The balance between time to confirm costs and transactions "must be considered continuously" during communication with the blockchain, WePower said.
"While Ethereum is currently one of the most mature blockchain solutions supporting intelligent contracts, a concrete and decentralized application for large-scale self-employment is not yet feasible for large-scale energy trading on the blockchain" , recognized WePower.
Instead, the company said it would continue to work on a "hybrid solution" while monitoring the development of Ethereum and other blockchain technologies.
"Even if the current platform and its main functionalities can be performed on the Ethereum blockchain, to reach the full vision of WePower, several blockchain will be tested to find the best solution for large-scale infrastructure projects," said WePower.
Despite this, Scott Clavenna, president of Greentech Media at Wood Mackenzie Power & Renewables, said the project is "a big problem".
The ability to work on a nationwide platform is the key to testing how the blockchain can enable network flexibility services or any kind of localized peer-to-peer energy exchange, he said.
However, he noted, some aspects of the Estonian experiment may not be directly translatable into other markets.

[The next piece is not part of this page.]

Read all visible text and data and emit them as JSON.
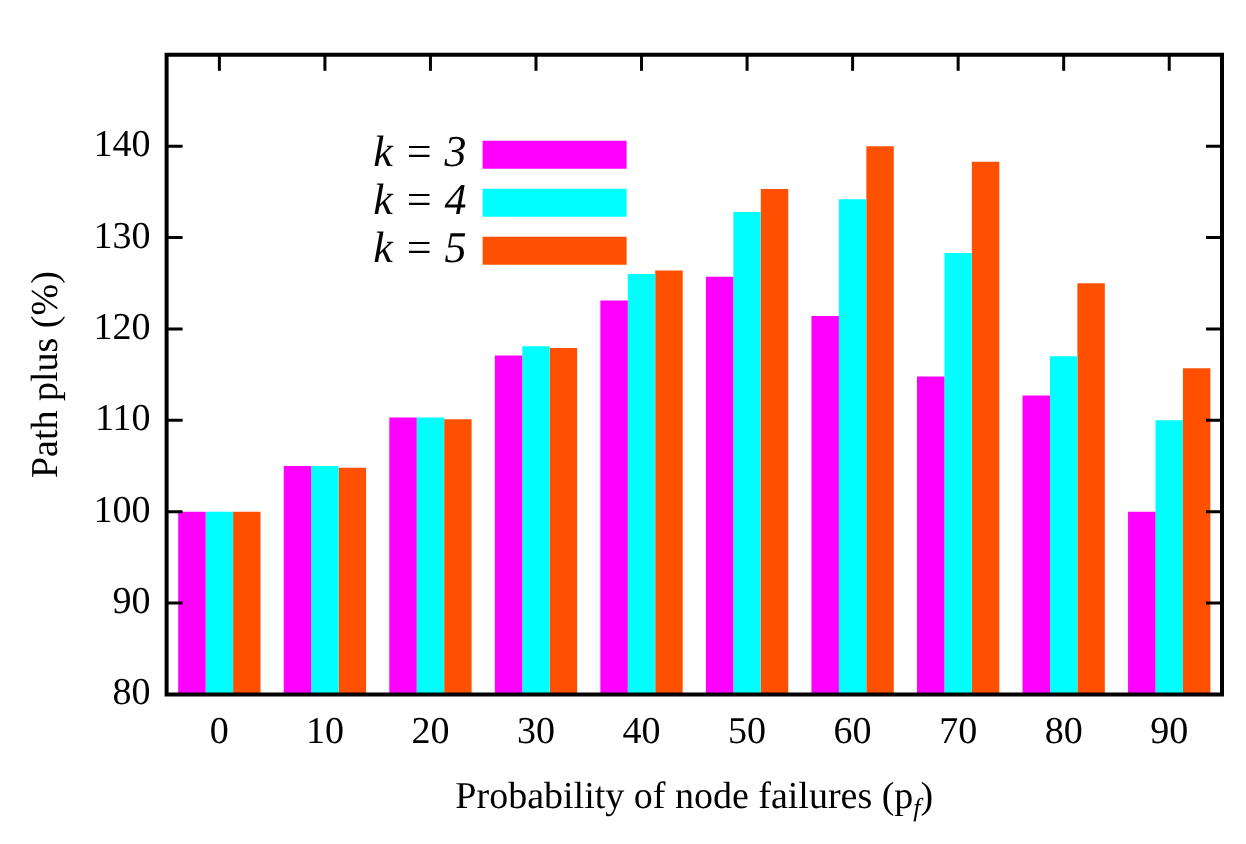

"It's a unique environment as it has 100 percent coverage of the smart meters, so there's a common digital platform to fine-tune blockchain and a standardized way to share data, which is a stumbling block in most other national environments. ", he has declared.
Building on its experience in Estonia, WePower is now seeking to further optimize its platform for the trade in large-scale raw materials.
The company said that its system should be scaled down to five minutes of winding down the energy market, millions of users and terawatt hours of electricity.